MineIsBetterThanYours · 01/08/2022 11:44

You see, my last post was not in answer to any specific post but as a way to explain why I think those threads are so important and to highlight something that is very often trotted out - that someone who is looking like they are acting as a twat is because they are a twat and it has nothing to do autism.

i tried to explain that earlier on but clearly my example had derailed stuff hence I went back to the drawing board.

SpringerLink · 02/08/2022 18:57

Quite a few things have been posted, and I want to try to put my point across better:

  1. I am definitely not minimising or dismissing people who are recounting awful behviour and difficulties in their relationships. I very much believe you that you are having serious issues, and that this is awful to experience. However, I am questioning the inevitable link with ASD and the presumption that this type of problem is a feature of relationships with people with ASD. It really isn't. As PP has said up-thread, it might be very uncomfortable to acknowledge this, but that doesn't excuse generalising in a simplistic way that suggests that all relationships with someone with ASD are beset by the same problems or caused by the fact one partner is neurodiverse.
  2. As @SquirrelSoShiny has said really clearly, the issue isn't how much your partner can or can't work out by them self, it's about how they respond to being told that things aren't working. People have said that they see thins as breaking down into "can't" change and "won't" change. And I absolutely agree, that sometimes you "can't" deal with the issue because too much of your resources are taken up with other things (like the example of the job with too much social interaction). But then you do have to ask yourself if that is reasonable to expect your partner to only get the worst of you, and why it's ok to be using up your best self at work and not keeping anything for the person/people that is most important to you. And if you won't think about that, or won't accept that you need to adjust your life to make space for your life partner's needs, that is not OK. And if it's that the person won't change, that's also a choice that fails to value their partner as a equal, and that is clearly also not OK.
  3. As to the questions of autism/arsehole or autism/selfish - I absolutely agree that its complicated. My only point is that having ASD doesn't excuse either selfishness or being an arse - it might mean someone has to explain more carefully and in more detail what the problem is or their expectations are. But just because one partner has ASD doesn't mean that they will be selfish, unkind, unpleasant or fail to consider their partner's needs.
Hopefully what I'm saying is pretty clear - having ASD does not make you into a bad partner in a relationship any more than being NT makes you a good one. Both sides have to work to understand each other - just like in any relationship. Good relationships between ND/NT and ND/ND partners exists, and work, and can be loving and supportive in both directions.

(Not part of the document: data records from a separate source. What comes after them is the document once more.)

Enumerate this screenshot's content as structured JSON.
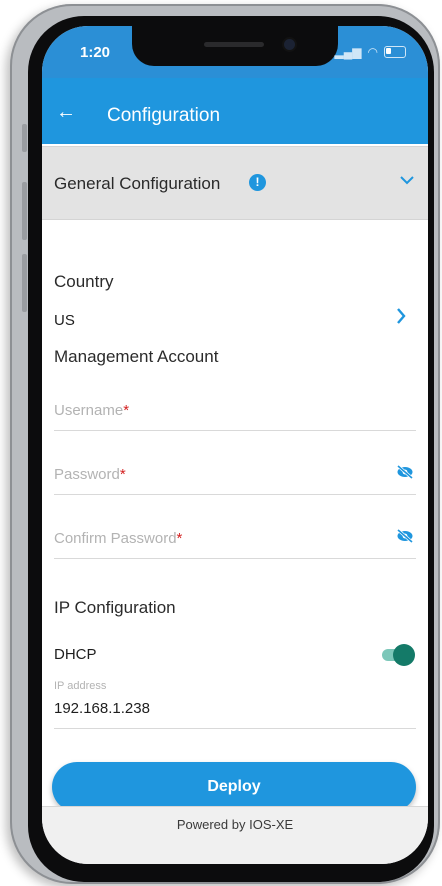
{
  "status_bar": {
    "time": "1:20"
  },
  "app_bar": {
    "back_icon": "arrow-left-icon",
    "title": "Configuration"
  },
  "section": {
    "title": "General Configuration",
    "info_icon": "info-icon",
    "chevron": "chevron-down-icon"
  },
  "country": {
    "label": "Country",
    "value": "US"
  },
  "management": {
    "label": "Management Account",
    "username": {
      "placeholder": "Username",
      "required_mark": "*"
    },
    "password": {
      "placeholder": "Password",
      "required_mark": "*"
    },
    "confirm_password": {
      "placeholder": "Confirm Password",
      "required_mark": "*"
    }
  },
  "ip_config": {
    "label": "IP Configuration",
    "dhcp_label": "DHCP",
    "dhcp_enabled": true,
    "ip_label": "IP address",
    "ip_value": "192.168.1.238"
  },
  "deploy_label": "Deploy",
  "footer": "Powered by IOS-XE",
  "colors": {
    "primary": "#1f96de",
    "toggle_on": "#147a68",
    "required": "#d32020"
  }
}
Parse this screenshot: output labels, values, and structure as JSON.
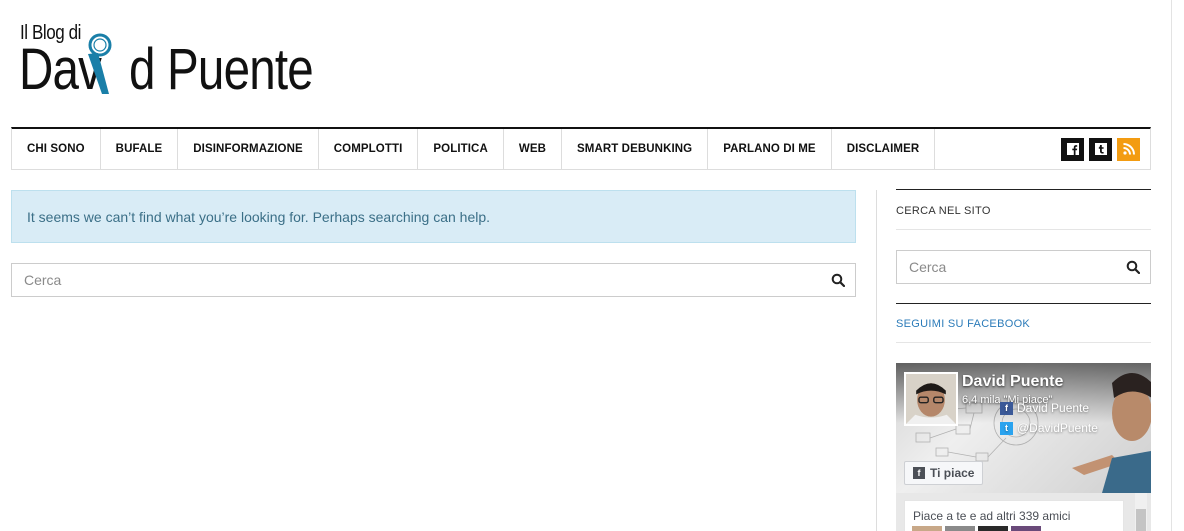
{
  "logo": {
    "small_text": "Il Blog di",
    "big_text_left": "Dav",
    "big_text_right": "d Puente"
  },
  "nav": {
    "items": [
      {
        "label": "CHI SONO"
      },
      {
        "label": "BUFALE"
      },
      {
        "label": "DISINFORMAZIONE"
      },
      {
        "label": "COMPLOTTI"
      },
      {
        "label": "POLITICA"
      },
      {
        "label": "WEB"
      },
      {
        "label": "SMART DEBUNKING"
      },
      {
        "label": "PARLANO DI ME"
      },
      {
        "label": "DISCLAIMER"
      }
    ],
    "social": [
      {
        "icon": "facebook-icon"
      },
      {
        "icon": "tumblr-icon"
      },
      {
        "icon": "rss-icon"
      }
    ]
  },
  "main": {
    "alert_text": "It seems we can’t find what you’re looking for. Perhaps searching can help.",
    "search_placeholder": "Cerca"
  },
  "sidebar": {
    "search_title": "CERCA NEL SITO",
    "search_placeholder": "Cerca",
    "facebook_title": "SEGUIMI SU FACEBOOK",
    "fb_widget": {
      "page_name": "David Puente",
      "likes": "6,4 mila \"Mi piace\"",
      "fb_handle": "David Puente",
      "twitter_handle": "@DavidPuente",
      "like_button": "Ti piace",
      "friends_text": "Piace a te e ad altri 339 amici"
    }
  },
  "colors": {
    "accent_blue": "#2b7bb9",
    "alert_bg": "#d9ecf6",
    "rss_orange": "#f39c12",
    "magnifier_blue": "#1a7fa8"
  }
}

And I would stand by what I've said, conflating or blaming ASD for the issues that a lot of people describe here is offensive whether you can see that perspective or not.

Like @MineIsBetterThanYours said someone who is looking like they are acting as a twat is because they are a twat - it could be that they are acting like a twat because of something linked to ASD, but they are still acting like a twat. And acting like a twat might hurt someone - and they are still responsible for this, ASD or not. And they are still responsible for trying not to repeat that if they have any regard for the person that they hurt.

As other posters have said, as you work with your limitations and work around them to do the best you can. It's not OK to use it as an excuse to be a twat, to be unkind or to keep on hurting someone you are in a relationship with. Not doing that is a choice, it's not a part of having ASD or in any way inevitable.

TomPinch · 02/08/2022 19:04

You've made your point. Now please drop it.